In January 2007, I was at Amy Winehouse's debut live performance in America, hosted at Joe's Pub in New York. It had been a few months since she'd released "Back to Black" in the U.K., and the label was starting in on a formal introduction to the Mercury Prize-nominated singer here in the 'States.
She performed on an elevated stage over dinner tables, her tiny dress proving all the more scandalous. She took the stage with the Dap-Kings, each like props or toys around which she would weave, her knees like a foal's capping over her towering heels. Her body was thin, but that voice rattled out of it with a shambling boom. One hand held the mic as the other held a wine, almost perpetually, as if one were dropped she'd keel over like a tippled scale. When she wasn't holding a glass, she'd fuss with her short hemline, smooth her hand over her stomach or cup her breasts and bodice.
I thought she sounded magnificent.

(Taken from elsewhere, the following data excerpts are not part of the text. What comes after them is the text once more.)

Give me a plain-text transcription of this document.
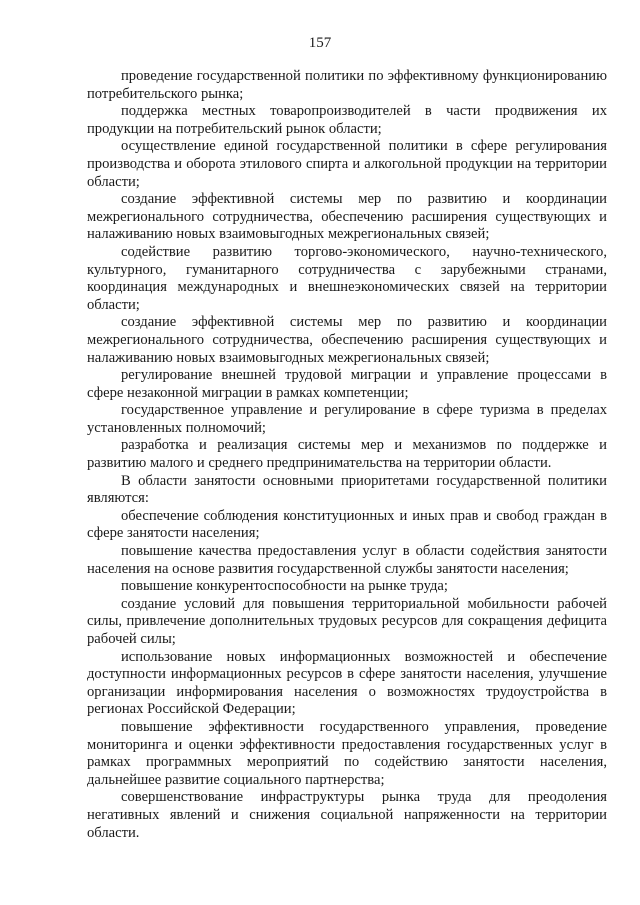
157

проведение государственной политики по эффективному функционированию потребительского рынка;

поддержка местных товаропроизводителей в части продвижения их продукции на потребительский рынок области;

осуществление единой государственной политики в сфере регулирования производства и оборота этилового спирта и алкогольной продукции на территории области;

создание эффективной системы мер по развитию и координации межрегионального сотрудничества, обеспечению расширения существующих и налаживанию новых взаимовыгодных межрегиональных связей;

содействие развитию торгово-экономического, научно-технического, культурного, гуманитарного сотрудничества с зарубежными странами, координация международных и внешнеэкономических связей на территории области;

создание эффективной системы мер по развитию и координации межрегионального сотрудничества, обеспечению расширения существующих и налаживанию новых взаимовыгодных межрегиональных связей;

регулирование внешней трудовой миграции и управление процессами в сфере незаконной миграции в рамках компетенции;

государственное управление и регулирование в сфере туризма в пределах установленных полномочий;

разработка и реализация системы мер и механизмов по поддержке и развитию малого и среднего предпринимательства на территории области.

В области занятости основными приоритетами государственной политики являются:

обеспечение соблюдения конституционных и иных прав и свобод граждан в сфере занятости населения;

повышение качества предоставления услуг в области содействия занятости населения на основе развития государственной службы занятости населения;

повышение конкурентоспособности на рынке труда;

создание условий для повышения территориальной мобильности рабочей силы, привлечение дополнительных трудовых ресурсов для сокращения дефицита рабочей силы;

использование новых информационных возможностей и обеспечение доступности информационных ресурсов в сфере занятости населения, улучшение организации информирования населения о возможностях трудоустройства в регионах Российской Федерации;

повышение эффективности государственного управления, проведение мониторинга и оценки эффективности предоставления государственных услуг в рамках программных мероприятий по содействию занятости населения, дальнейшее развитие социального партнерства;

совершенствование инфраструктуры рынка труда для преодоления негативных явлений и снижения социальной напряженности на территории области.
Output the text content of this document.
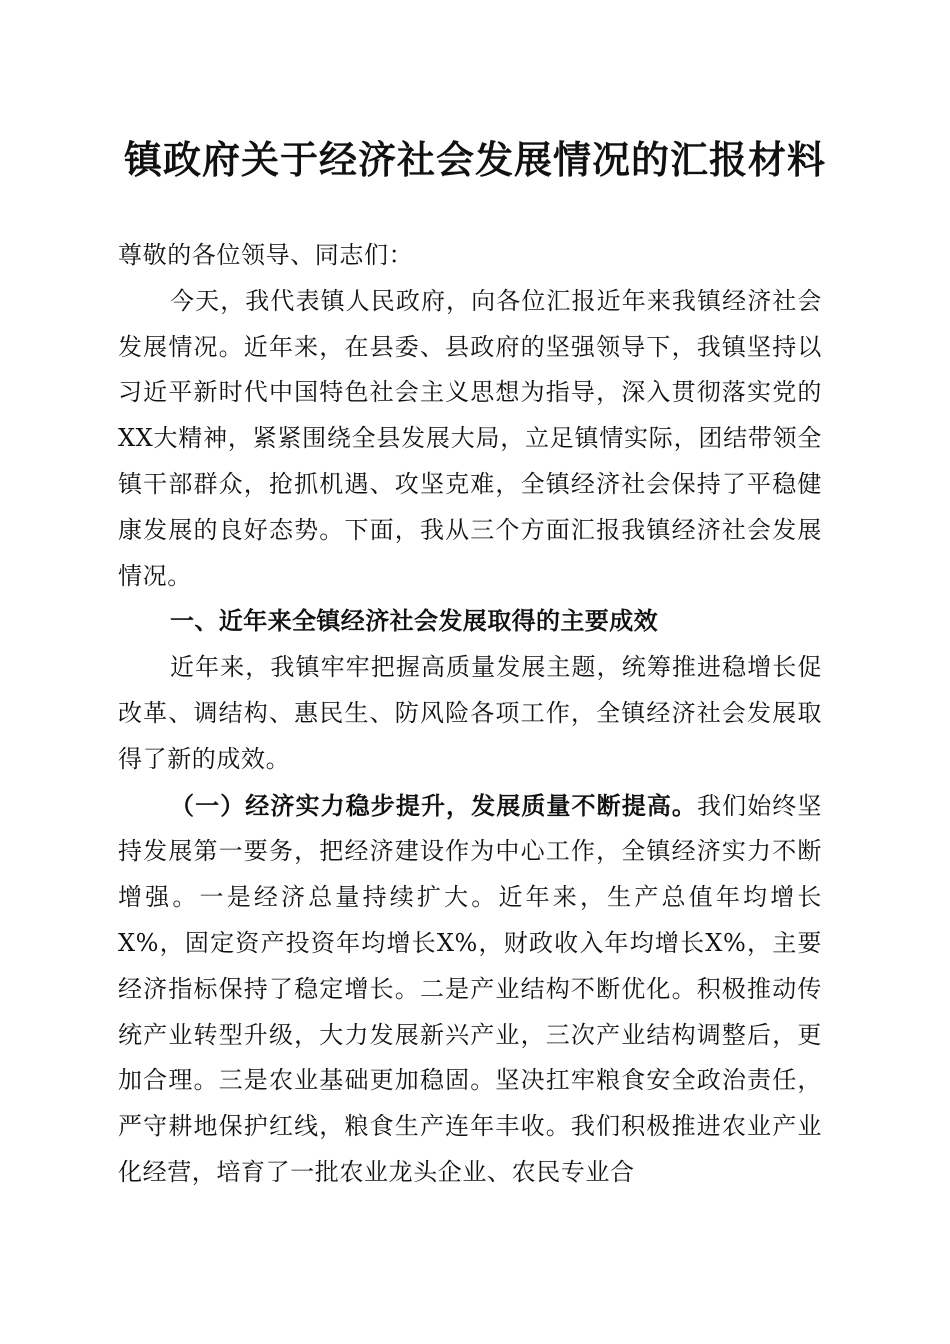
镇政府关于经济社会发展情况的汇报材料

尊敬的各位领导、同志们：

今天，我代表镇人民政府，向各位汇报近年来我镇经济社会发展情况。近年来，在县委、县政府的坚强领导下，我镇坚持以习近平新时代中国特色社会主义思想为指导，深入贯彻落实党的XX大精神，紧紧围绕全县发展大局，立足镇情实际，团结带领全镇干部群众，抢抓机遇、攻坚克难，全镇经济社会保持了平稳健康发展的良好态势。下面，我从三个方面汇报我镇经济社会发展情况。

一、近年来全镇经济社会发展取得的主要成效

近年来，我镇牢牢把握高质量发展主题，统筹推进稳增长促改革、调结构、惠民生、防风险各项工作，全镇经济社会发展取得了新的成效。

（一）经济实力稳步提升，发展质量不断提高。我们始终坚持发展第一要务，把经济建设作为中心工作，全镇经济实力不断增强。一是经济总量持续扩大。近年来，生产总值年均增长X%，固定资产投资年均增长X%，财政收入年均增长X%，主要经济指标保持了稳定增长。二是产业结构不断优化。积极推动传统产业转型升级，大力发展新兴产业，三次产业结构调整后，更加合理。三是农业基础更加稳固。坚决扛牢粮食安全政治责任，严守耕地保护红线，粮食生产连年丰收。我们积极推进农业产业化经营，培育了一批农业龙头企业、农民专业合
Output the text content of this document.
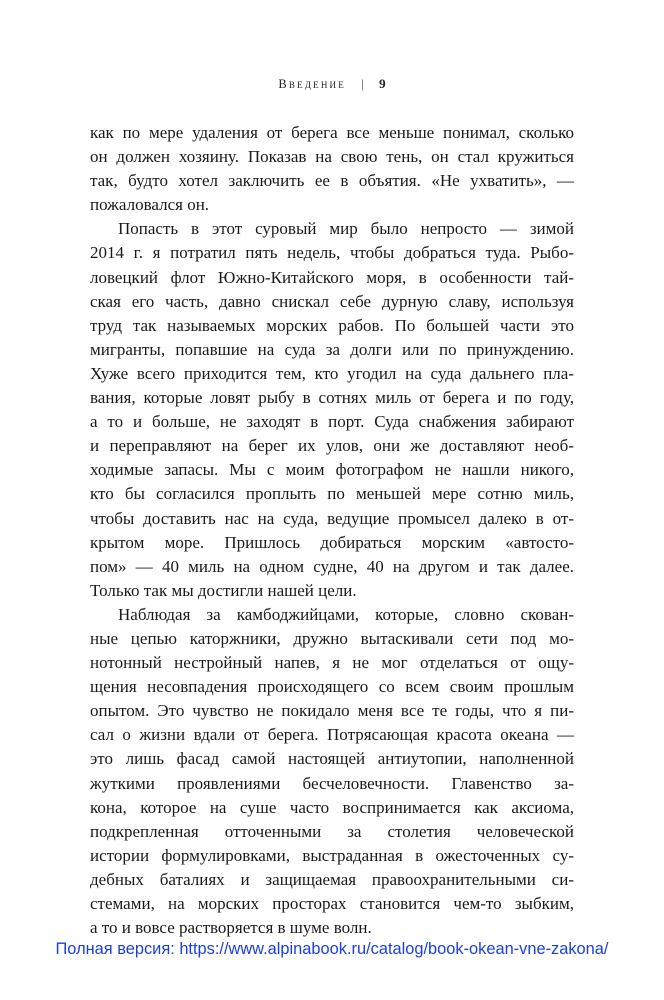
Введение | 9
как по мере удаления от берега все меньше понимал, сколько
он должен хозяину. Показав на свою тень, он стал кружиться
так, будто хотел заключить ее в объятия. «Не ухватить», —
пожаловался он.
Попасть в этот суровый мир было непросто — зимой
2014 г. я потратил пять недель, чтобы добраться туда. Рыбо-
ловецкий флот Южно-Китайского моря, в особенности тай-
ская его часть, давно снискал себе дурную славу, используя
труд так называемых морских рабов. По большей части это
мигранты, попавшие на суда за долги или по принуждению.
Хуже всего приходится тем, кто угодил на суда дальнего пла-
вания, которые ловят рыбу в сотнях миль от берега и по году,
а то и больше, не заходят в порт. Суда снабжения забирают
и переправляют на берег их улов, они же доставляют необ-
ходимые запасы. Мы с моим фотографом не нашли никого,
кто бы согласился проплыть по меньшей мере сотню миль,
чтобы доставить нас на суда, ведущие промысел далеко в от-
крытом море. Пришлось добираться морским «автосто-
пом» — 40 миль на одном судне, 40 на другом и так далее.
Только так мы достигли нашей цели.
Наблюдая за камбоджийцами, которые, словно скован-
ные цепью каторжники, дружно вытаскивали сети под мо-
нотонный нестройный напев, я не мог отделаться от ощу-
щения несовпадения происходящего со всем своим прошлым
опытом. Это чувство не покидало меня все те годы, что я пи-
сал о жизни вдали от берега. Потрясающая красота океана —
это лишь фасад самой настоящей антиутопии, наполненной
жуткими проявлениями бесчеловечности. Главенство за-
кона, которое на суше часто воспринимается как аксиома,
подкрепленная отточенными за столетия человеческой
истории формулировками, выстраданная в ожесточенных су-
дебных баталиях и защищаемая правоохранительными си-
стемами, на морских просторах становится чем-то зыбким,
а то и вовсе растворяется в шуме волн.
Полная версия: https://www.alpinabook.ru/catalog/book-okean-vne-zakona/
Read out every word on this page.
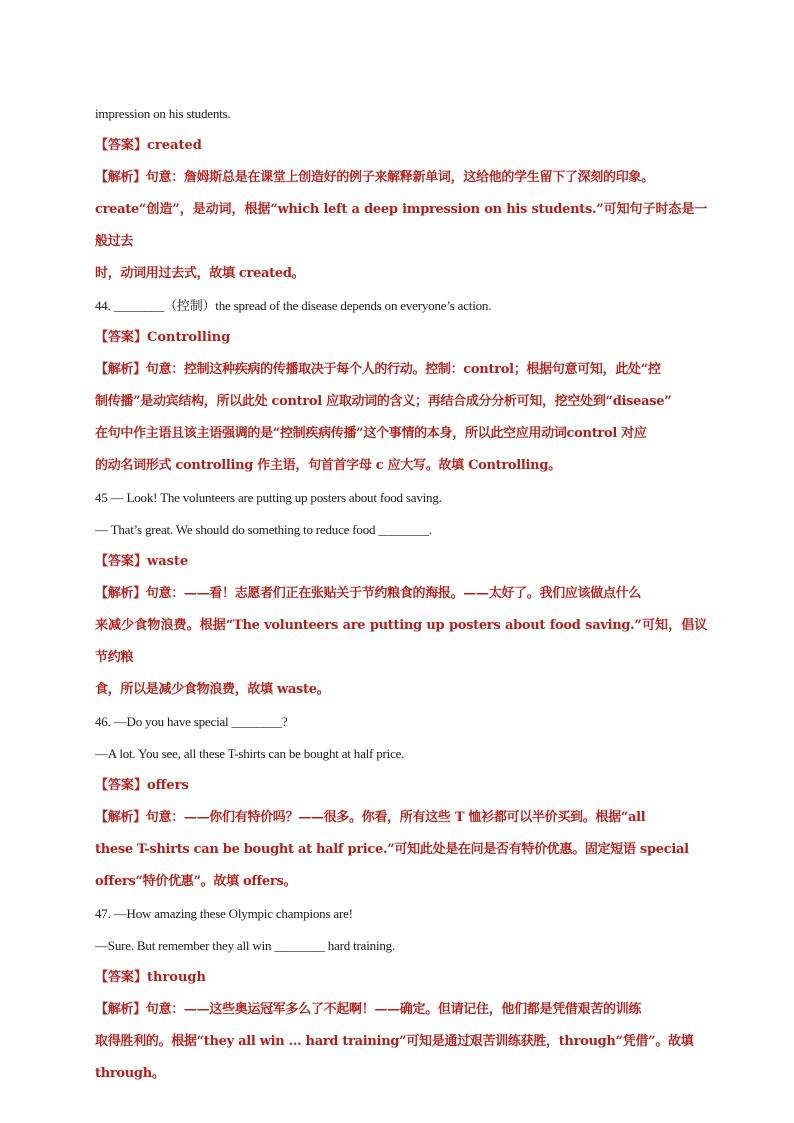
impression on his students.

【答案】created

【解析】句意：詹姆斯总是在课堂上创造好的例子来解释新单词，这给他的学生留下了深刻的印象。

create“创造”，是动词，根据“which left a deep impression on his students.”可知句子时态是一般过去

时，动词用过去式，故填 created。

44. ________（控制）the spread of the disease depends on everyone’s action.

【答案】Controlling

【解析】句意：控制这种疾病的传播取决于每个人的行动。控制：control；根据句意可知，此处“控

制传播”是动宾结构，所以此处 control 应取动词的含义；再结合成分分析可知，挖空处到“disease”

在句中作主语且该主语强调的是“控制疾病传播”这个事情的本身，所以此空应用动词control 对应

的动名词形式 controlling 作主语，句首首字母 c 应大写。故填 Controlling。

45 — Look! The volunteers are putting up posters about food saving.

— That’s great. We should do something to reduce food ________.

【答案】waste

【解析】句意：——看！志愿者们正在张贴关于节约粮食的海报。——太好了。我们应该做点什么

来减少食物浪费。根据“The volunteers are putting up posters about food saving.”可知，倡议节约粮

食，所以是减少食物浪费，故填 waste。

46. —Do you have special ________?

—A lot. You see, all these T-shirts can be bought at half price.

【答案】offers

【解析】句意：——你们有特价吗？——很多。你看，所有这些 T 恤衫都可以半价买到。根据“all

these T-shirts can be bought at half price.”可知此处是在问是否有特价优惠。固定短语 special

offers“特价优惠”。故填 offers。

47. —How amazing these Olympic champions are!

—Sure. But remember they all win ________ hard training.

【答案】through

【解析】句意：——这些奥运冠军多么了不起啊！——确定。但请记住，他们都是凭借艰苦的训练

取得胜利的。根据“they all win … hard training”可知是通过艰苦训练获胜，through“凭借”。故填

through。
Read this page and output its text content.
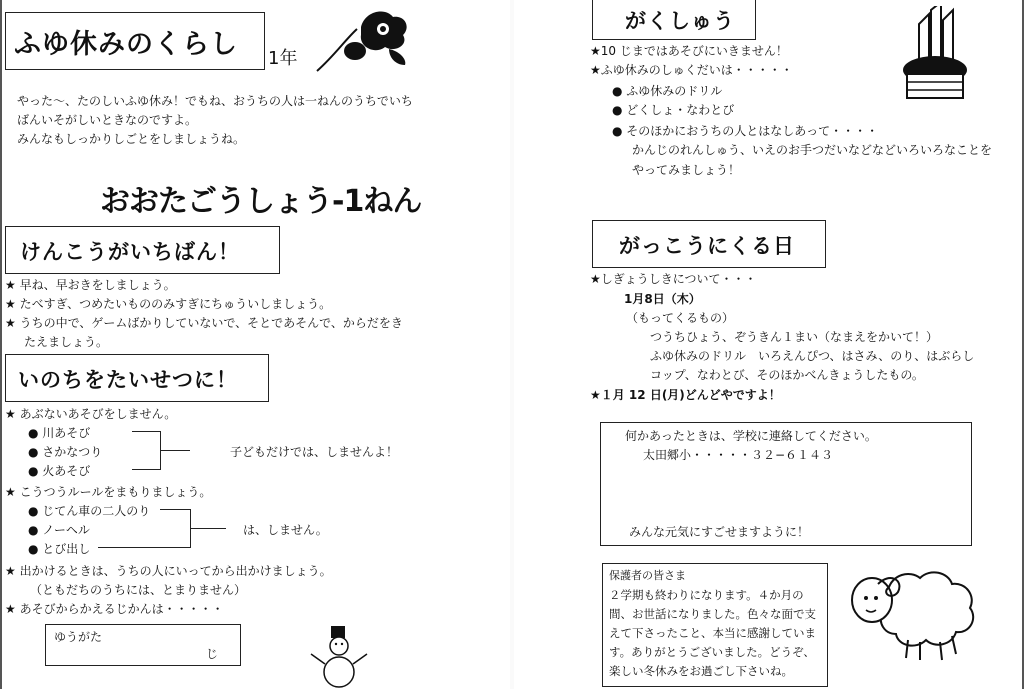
ふゆ休みのくらし 1年
やった〜、たのしいふゆ休み！でもね、おうちの人は一ねんのうちでいち
ばんいそがしいときなのですよ。
みんなもしっかりしごとをしましょうね。
おおたごうしょう-1ねん
けんこうがいちばん！
★ 早ね、早おきをしましょう。
★ たべすぎ、つめたいもののみすぎにちゅういしましょう。
★ うちの中で、ゲームばかりしていないで、そとであそんで、からだをき
たえましょう。
いのちをたいせつに！
★ あぶないあそびをしません。
● 川あそび
● さかなつり
● 火あそび
子どもだけでは、しませんよ！
★ こうつうルールをまもりましょう。
● じてん車の二人のり
● ノーヘル
● とび出し
は、しません。
★ 出かけるときは、うちの人にいってから出かけましょう。
（ともだちのうちには、とまりません）
★ あそびからかえるじかんは・・・・・
ゆうがた
じ
がくしゅう
★10 じまではあそびにいきません！
★ふゆ休みのしゅくだいは・・・・・
● ふゆ休みのドリル
● どくしょ・なわとび
● そのほかにおうちの人とはなしあって・・・・
かんじのれんしゅう、いえのお手つだいなどなどいろいろなことを
やってみましょう！
がっこうにくる日
★しぎょうしきについて・・・
1月8日（木）
（もってくるもの）
つうちひょう、ぞうきん１まい（なまえをかいて！）
ふゆ休みのドリル　いろえんぴつ、はさみ、のり、はぶらし
コップ、なわとび、そのほかべんきょうしたもの。
★１月 12 日(月)どんどやですよ！
何かあったときは、学校に連絡してください。
太田郷小・・・・・３２−６１４３
みんな元気にすごせますように！
保護者の皆さま
２学期も終わりになります。４か月の
間、お世話になりました。色々な面で支
えて下さったこと、本当に感謝していま
す。ありがとうございました。どうぞ、
楽しい冬休みをお過ごし下さいね。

I remember the title track and how she bowed down over the chorus, "I died a hundred times," emphasis on the "hundred," and found it delicious that even after an early evening show, this raw-nerved rambler would be dragging her North London-drawled banter and throwback tunes into a second set, later after ours was done. I didn't know how she'd get there, but she did. ("Back to Black" turned out to be my No. 2 favorite record that year. She released two albums total.)
About a month after that show, Britney Spears was in the news because she shaved her head. It was in the middle of what seemed like an inevitable and heartbreaking descent for the pop star, a breaking point that wasn't altogether expected but also unsurprising. She had divorced only a couple months before, and bounded in and out of rehab treatment centers after. Spears was many, many moons into her fame. She was acting out, or acting up in rebellion, or shutting in, a coping.